I took it home and discovered that the tubes it called for were impossible to get, 5881 was the tube number. I found out very quickly that 6L6 tubes, common in tube amps still today, were direct replacements and that my Peavey was filled with them. I did have to buy a rectifier tube, one 12 AX7 and one 12 AU7. I hooked up a 12-inch speaker that I had laying around the house and turned it on. It sounded beautiful! I used it at the club that night for one set and knew that I was going to have to set it up for club use. I built a new baffle board and dropped in a 15-inch speaker that was given to me, cleaned it up, and used it for more than 10 years.
In 1992, it went up in smoke in the Ponderosa Dance Club in Polkville, North Carolina. The rectifier tube had been giving me trouble, cutting in and out during songs. I found that I could "thunk" it with my finger and get it to come back on.
During the last song of the first set, Steel Guitar Rag, it started dropping out. I reached back and "thunked" it. It seemed more obstinate than ususal and I should have taken more note of it. It came back on with just a few seconds of song left.
Before I got up from my pedal steel, I checked the tuning. Susie the drummer yelled out, "What's that cloud on the stage?"
I looked around and there was a black cloud over my amp and the acrid smell of burning varnish. I jerked the plug out of the wall and noticed that the amp was very hot. I had smoked the transformer!
At the recommendation of Doug Benson who owned Apple Tree Music and was an afficianado of old Fender Twin amps, he recommended a guy in Coconut Grove, North Carolina, to repair it. Doug told me Chip did work for the Doobie Brothers and lots of other big named groups.
I had Chip repair it, but it lost the clean sound that I adored in it and became the ultimate rocker’s amp.
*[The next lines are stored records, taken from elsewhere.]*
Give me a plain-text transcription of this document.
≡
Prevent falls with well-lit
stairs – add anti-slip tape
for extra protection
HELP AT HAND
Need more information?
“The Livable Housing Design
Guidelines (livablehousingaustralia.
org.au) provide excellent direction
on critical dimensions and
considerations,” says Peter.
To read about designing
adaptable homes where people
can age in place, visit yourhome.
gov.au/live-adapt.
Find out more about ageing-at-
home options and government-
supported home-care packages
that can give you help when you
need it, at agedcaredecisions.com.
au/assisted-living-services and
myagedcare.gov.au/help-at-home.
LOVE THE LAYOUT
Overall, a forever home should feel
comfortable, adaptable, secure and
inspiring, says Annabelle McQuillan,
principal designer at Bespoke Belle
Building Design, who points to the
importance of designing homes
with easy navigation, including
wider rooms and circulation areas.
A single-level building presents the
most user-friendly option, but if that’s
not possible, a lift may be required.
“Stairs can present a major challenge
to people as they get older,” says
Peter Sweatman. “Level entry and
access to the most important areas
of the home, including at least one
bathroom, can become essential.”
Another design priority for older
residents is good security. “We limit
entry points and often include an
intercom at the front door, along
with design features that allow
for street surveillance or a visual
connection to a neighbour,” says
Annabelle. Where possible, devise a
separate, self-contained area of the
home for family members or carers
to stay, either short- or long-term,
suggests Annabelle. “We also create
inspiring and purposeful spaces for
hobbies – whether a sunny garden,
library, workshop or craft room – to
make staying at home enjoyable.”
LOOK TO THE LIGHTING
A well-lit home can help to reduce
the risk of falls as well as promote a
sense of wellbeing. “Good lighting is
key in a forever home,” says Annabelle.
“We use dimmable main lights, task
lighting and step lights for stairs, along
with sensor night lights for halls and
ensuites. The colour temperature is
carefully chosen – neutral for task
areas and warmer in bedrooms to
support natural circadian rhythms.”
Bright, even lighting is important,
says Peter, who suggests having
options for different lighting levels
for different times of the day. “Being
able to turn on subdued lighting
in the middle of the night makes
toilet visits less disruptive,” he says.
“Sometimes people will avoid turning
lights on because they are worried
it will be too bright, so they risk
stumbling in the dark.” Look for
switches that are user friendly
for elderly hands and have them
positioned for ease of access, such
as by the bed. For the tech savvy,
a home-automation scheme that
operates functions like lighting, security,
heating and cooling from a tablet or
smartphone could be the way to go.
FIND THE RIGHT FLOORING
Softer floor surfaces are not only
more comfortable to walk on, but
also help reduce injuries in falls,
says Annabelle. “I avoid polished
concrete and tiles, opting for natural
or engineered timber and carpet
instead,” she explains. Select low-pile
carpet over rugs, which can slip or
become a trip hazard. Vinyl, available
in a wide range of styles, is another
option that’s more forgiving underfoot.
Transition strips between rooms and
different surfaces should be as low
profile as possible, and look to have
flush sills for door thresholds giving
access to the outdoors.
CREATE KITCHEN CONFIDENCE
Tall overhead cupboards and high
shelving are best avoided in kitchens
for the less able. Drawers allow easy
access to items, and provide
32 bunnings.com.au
I foolishly traded it for a Laney Pro Linebacker Twin. It was a feature laden, 100-watt, 2-12 amp that reminded me of the Peavey Mace I had once owned. It was nothing like the Mace, however. It had absolutely no bottom. Once, while practicing with John David Coe's band, a bass player friend of mine heard it and, as politely as was possible, he said, "Man, that amp's really got that mid-range thing going!" I took it as an insult, although not outwardly. I resolved to get rid of it when something suitable came along.

In 1998, I found a Roland Jazz Chorus 77 in the local music shop and it was the closest I had heard to the Princeton, but it had more features. The owner let me take it to the club and give ti a test drive. The first time I heard my pedal steel through it, I thought I was having one of those great nights when everything comes out right. It turned out that I was just hearing some of the tones that the Laney was incapable of reproducing. I bought it.
In 1999, I saw a Roland Jazz Chorus 60 on EBay and, sure that it would complement my 77, bought it for nearly the same price as the 77. It had the same sound as the 77, but the chorus was noisy and terrible. When it arrived, the reverb didn't work, but it only took about an hour to disassemble the amp and repair a broken lead to get it working. Sometimes I would run the two amps stereo at the club. I liked the sound and a stereo pedal I had made for some fantastic effects, but normally, I kept the amp in my music room for practice.

In 2005, I was visiting my local store and just noodling around as usual when I spotted a Marshall AS50R. I had for some time wanted an acoustic amp for my Gibson CL-40, so I decided to give it a try. I took it home with the intent to use it in church on Sunday. I plugged everything I owned into it at one time or another.
I liked the sound with my Gibson. I also liked it with my Magnatone lap steel. It was the most natural sound I had ever heard with that instrument. It sounded great with my Richenbacker lap steel also. I ran my autoharp through it and was very impressed at the natural sound that its magnetic pickup produced. The only instrument that I had reservations about was my electric guitar, but I assuaged those fears by running the guitar through a Morley JF 10 amp simulator which is an awesome pedal that never really got off the ground. It does wonders for guitar and baritone guitar and can really produce those overdriven tube sounds when needed.
In short, I sold my Rolands and now own one small, 50-watt Marshall. It's all I need today.
That’s the history of my amps. I still wish I had my original Princeton.